Dzun Nun telah mencapai tingkat keluhuran yang tinggi tetapi tak seorang pun menyadari ini. Orang-orang di negeri Mesir bahkan sepakat mencap dirinya bid'ah dan melaporkan segala perbuatannya kepada khalifah al-Mutawakkil. Mutawakkil segera mengirim para perwiranya untuk membawa Dzun Nun ke kota Baghdad. Ketika memasuki istana khalifah, Dzun Nun berkata: "Baru saja kupelajari Islam yang sebenarnya dari seorang wanita tua dan sikap satria tulen dari seorang kuli pemikul air".
"Bagaimana?", tanya mereka kepadanya.
Dzun Nun menjawab: "Sesampainya di istana khalifah dan menyaksikan kemegahan istana dengan para pengurus dan pelayan yang hilir mudik di koridor-koridornya, aku berpikir alangkah baik-nya seandainya terjadi sedikit perubahan pada wajahku ini. Tiba-tiba seorang wanita tua dengan sebuah tongkat di tangannya meng-hampiriku. Sambil menatapku dengan tajam ia berkata kepadaku: 'Jangan engkau takuti jasad-jasad yang akan engkau hadapi, karena mereka dan engkau adalah sama-sama hamba Allah Yang Maha Besar. Kecuali apabila dikehendaki Allah, mereka tidak dapat berbuat sesuatu pun terhadapmu".

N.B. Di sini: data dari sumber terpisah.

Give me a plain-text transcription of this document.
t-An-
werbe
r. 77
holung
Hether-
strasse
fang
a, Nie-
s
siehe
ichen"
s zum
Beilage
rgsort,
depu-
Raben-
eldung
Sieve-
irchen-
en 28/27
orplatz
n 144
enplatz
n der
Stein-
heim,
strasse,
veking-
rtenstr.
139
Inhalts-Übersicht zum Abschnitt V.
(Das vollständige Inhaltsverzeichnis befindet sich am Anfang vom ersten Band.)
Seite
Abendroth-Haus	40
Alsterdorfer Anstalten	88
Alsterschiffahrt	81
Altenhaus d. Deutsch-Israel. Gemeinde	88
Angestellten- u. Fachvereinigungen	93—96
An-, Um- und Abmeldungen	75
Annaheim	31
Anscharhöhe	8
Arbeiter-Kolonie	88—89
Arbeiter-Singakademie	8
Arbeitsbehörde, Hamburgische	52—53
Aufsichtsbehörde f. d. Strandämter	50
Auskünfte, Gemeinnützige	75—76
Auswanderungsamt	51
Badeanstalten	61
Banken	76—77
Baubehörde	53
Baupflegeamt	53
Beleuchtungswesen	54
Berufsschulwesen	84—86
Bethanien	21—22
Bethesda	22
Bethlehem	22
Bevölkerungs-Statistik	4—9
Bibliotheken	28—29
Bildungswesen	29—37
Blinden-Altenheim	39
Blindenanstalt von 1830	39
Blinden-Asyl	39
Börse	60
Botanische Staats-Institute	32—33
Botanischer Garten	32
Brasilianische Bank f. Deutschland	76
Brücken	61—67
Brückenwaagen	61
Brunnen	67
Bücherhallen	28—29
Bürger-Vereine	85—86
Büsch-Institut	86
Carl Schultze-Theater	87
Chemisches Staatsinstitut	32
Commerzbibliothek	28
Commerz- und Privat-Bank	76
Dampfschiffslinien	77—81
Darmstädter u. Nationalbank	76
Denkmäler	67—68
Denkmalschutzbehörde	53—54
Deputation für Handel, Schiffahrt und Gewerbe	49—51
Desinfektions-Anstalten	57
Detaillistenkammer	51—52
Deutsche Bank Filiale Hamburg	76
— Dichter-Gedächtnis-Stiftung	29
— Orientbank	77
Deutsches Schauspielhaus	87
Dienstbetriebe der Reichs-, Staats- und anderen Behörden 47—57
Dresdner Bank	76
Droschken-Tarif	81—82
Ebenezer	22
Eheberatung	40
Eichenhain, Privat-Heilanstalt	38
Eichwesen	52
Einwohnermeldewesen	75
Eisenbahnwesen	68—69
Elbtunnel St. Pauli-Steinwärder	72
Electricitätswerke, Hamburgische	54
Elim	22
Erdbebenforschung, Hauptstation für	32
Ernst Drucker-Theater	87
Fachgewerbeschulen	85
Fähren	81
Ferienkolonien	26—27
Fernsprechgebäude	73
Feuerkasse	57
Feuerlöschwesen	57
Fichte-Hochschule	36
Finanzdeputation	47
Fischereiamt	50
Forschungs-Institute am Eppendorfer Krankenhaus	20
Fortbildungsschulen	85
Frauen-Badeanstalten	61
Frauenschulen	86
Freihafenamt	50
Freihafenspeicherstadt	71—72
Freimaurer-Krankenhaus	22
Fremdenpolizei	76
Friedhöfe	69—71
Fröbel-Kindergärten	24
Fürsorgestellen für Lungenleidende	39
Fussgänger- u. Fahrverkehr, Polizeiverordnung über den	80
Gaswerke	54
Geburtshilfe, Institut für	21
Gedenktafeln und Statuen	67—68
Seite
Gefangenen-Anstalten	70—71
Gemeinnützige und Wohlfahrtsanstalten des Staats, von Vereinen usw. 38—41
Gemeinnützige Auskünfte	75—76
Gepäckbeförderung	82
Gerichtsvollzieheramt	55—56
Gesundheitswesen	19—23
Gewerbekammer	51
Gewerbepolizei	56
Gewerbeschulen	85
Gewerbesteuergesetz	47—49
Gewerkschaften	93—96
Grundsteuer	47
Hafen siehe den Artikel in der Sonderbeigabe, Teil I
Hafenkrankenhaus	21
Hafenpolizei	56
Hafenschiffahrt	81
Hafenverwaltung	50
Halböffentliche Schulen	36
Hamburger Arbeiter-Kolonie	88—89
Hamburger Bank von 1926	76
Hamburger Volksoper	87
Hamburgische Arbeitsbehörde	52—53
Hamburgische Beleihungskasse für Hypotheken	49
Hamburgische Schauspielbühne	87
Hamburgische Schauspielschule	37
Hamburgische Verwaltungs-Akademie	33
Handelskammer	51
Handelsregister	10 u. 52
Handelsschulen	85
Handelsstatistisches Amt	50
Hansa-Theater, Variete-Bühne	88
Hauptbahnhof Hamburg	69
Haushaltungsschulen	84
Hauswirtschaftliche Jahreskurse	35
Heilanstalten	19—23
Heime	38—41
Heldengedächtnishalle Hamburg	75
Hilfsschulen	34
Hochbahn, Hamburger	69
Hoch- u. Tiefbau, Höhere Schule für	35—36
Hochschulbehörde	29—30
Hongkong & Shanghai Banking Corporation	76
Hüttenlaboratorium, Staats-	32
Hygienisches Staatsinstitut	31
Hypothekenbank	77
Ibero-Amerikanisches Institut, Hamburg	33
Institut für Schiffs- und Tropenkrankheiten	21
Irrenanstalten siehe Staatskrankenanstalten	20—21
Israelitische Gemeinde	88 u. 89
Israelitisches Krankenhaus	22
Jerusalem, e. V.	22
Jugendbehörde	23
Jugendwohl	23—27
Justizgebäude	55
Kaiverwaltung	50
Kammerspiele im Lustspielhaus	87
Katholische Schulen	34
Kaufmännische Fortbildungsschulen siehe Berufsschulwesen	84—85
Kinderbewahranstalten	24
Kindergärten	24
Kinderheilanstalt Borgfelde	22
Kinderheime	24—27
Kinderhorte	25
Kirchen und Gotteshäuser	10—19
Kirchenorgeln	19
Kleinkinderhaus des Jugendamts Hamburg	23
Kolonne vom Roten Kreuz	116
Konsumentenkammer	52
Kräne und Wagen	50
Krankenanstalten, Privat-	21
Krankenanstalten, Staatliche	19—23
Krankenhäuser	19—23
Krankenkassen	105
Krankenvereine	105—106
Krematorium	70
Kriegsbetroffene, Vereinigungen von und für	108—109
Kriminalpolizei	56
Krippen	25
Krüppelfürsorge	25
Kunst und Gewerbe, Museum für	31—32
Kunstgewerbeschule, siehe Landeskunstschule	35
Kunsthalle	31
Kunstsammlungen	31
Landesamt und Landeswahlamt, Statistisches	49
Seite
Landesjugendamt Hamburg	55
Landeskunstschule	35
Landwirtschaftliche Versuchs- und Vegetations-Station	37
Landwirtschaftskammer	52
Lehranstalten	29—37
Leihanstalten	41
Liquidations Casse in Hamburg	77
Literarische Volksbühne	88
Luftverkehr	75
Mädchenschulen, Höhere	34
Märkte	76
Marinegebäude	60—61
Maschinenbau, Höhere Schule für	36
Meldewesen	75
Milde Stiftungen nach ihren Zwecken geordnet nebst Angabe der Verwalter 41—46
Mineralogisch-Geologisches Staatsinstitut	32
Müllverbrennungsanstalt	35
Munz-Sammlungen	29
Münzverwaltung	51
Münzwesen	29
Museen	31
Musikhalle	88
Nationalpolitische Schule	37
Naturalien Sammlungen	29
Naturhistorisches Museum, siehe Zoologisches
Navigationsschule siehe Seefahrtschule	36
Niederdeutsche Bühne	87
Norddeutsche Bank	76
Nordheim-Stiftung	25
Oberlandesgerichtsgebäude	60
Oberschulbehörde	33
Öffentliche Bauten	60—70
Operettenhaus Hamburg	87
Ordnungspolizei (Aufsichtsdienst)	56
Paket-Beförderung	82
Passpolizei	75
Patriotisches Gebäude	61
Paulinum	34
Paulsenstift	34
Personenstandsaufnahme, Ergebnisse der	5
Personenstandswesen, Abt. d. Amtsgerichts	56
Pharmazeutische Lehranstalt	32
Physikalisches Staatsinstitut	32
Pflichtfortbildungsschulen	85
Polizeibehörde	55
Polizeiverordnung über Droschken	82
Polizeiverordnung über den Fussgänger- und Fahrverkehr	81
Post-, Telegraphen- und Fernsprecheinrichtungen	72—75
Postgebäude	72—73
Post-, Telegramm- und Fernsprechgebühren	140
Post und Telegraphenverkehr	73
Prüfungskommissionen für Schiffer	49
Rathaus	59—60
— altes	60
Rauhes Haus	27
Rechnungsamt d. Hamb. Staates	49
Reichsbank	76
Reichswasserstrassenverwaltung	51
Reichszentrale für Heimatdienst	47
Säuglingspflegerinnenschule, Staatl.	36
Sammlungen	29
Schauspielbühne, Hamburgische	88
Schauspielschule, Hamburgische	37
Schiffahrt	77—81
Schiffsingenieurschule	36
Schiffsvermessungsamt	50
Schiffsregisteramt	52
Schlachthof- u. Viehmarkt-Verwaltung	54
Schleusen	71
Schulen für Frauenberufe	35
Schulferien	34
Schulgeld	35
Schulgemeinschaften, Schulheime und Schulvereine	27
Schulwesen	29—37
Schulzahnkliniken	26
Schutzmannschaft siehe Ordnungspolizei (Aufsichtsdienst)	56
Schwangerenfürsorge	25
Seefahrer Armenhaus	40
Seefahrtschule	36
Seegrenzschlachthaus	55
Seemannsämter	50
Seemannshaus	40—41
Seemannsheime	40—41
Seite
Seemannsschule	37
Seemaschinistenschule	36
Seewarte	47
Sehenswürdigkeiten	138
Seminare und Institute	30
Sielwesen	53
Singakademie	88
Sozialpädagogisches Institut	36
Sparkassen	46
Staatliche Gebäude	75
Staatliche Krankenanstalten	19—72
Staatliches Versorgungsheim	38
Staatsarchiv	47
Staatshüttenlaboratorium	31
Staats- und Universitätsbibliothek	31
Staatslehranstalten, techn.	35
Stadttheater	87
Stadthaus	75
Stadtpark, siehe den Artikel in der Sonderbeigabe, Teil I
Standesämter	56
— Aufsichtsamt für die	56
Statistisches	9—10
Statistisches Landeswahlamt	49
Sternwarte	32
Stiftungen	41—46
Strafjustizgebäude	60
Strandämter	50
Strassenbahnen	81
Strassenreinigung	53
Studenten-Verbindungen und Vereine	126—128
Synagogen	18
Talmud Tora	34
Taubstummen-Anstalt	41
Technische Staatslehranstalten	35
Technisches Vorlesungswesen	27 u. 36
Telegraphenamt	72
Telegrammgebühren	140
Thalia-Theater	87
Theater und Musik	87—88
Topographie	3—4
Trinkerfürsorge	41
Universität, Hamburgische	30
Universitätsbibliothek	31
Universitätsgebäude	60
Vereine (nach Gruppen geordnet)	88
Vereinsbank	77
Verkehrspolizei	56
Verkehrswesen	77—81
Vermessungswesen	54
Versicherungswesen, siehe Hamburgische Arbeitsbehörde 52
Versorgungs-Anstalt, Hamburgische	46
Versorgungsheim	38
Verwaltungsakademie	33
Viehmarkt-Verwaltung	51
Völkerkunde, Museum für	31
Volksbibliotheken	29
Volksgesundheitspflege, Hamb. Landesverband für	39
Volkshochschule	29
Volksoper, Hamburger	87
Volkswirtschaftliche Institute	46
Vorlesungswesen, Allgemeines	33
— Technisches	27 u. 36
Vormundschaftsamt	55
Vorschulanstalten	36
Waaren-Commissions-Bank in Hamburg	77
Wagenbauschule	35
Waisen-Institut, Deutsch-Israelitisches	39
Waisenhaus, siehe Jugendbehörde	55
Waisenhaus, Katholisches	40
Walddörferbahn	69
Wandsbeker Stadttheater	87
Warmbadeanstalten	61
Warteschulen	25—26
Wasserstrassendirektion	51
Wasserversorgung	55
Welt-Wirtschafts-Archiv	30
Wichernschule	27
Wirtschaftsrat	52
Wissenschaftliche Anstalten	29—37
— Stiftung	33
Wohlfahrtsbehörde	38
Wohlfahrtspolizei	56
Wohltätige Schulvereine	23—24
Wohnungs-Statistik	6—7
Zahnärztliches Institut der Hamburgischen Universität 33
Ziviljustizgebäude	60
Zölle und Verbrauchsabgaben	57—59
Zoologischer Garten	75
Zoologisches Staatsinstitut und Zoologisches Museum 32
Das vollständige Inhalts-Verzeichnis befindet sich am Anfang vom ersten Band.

"Di tengah perjalanan tadi aku bertemu dengan seorang pemikul air. Aku diberinya seteguk air yang menyegarkan. Kepada seorang teman yang menyertaiku aku memberi isyarat agar ia memberikan sekeping uang dinar kepadanya. Tetapi si pemikul air menolak, tidak mau menerima uang itu dan berkata kepadaku: 'Engkau adalah seorang yang terpenjara dan terbelenggu. Bukanlah suatu kekesatriaan yang sejati apabila menerima sesuatu dari seseorang yang terpenjara seperti engkau ini, seorang asing yang sedang terbelenggu' ".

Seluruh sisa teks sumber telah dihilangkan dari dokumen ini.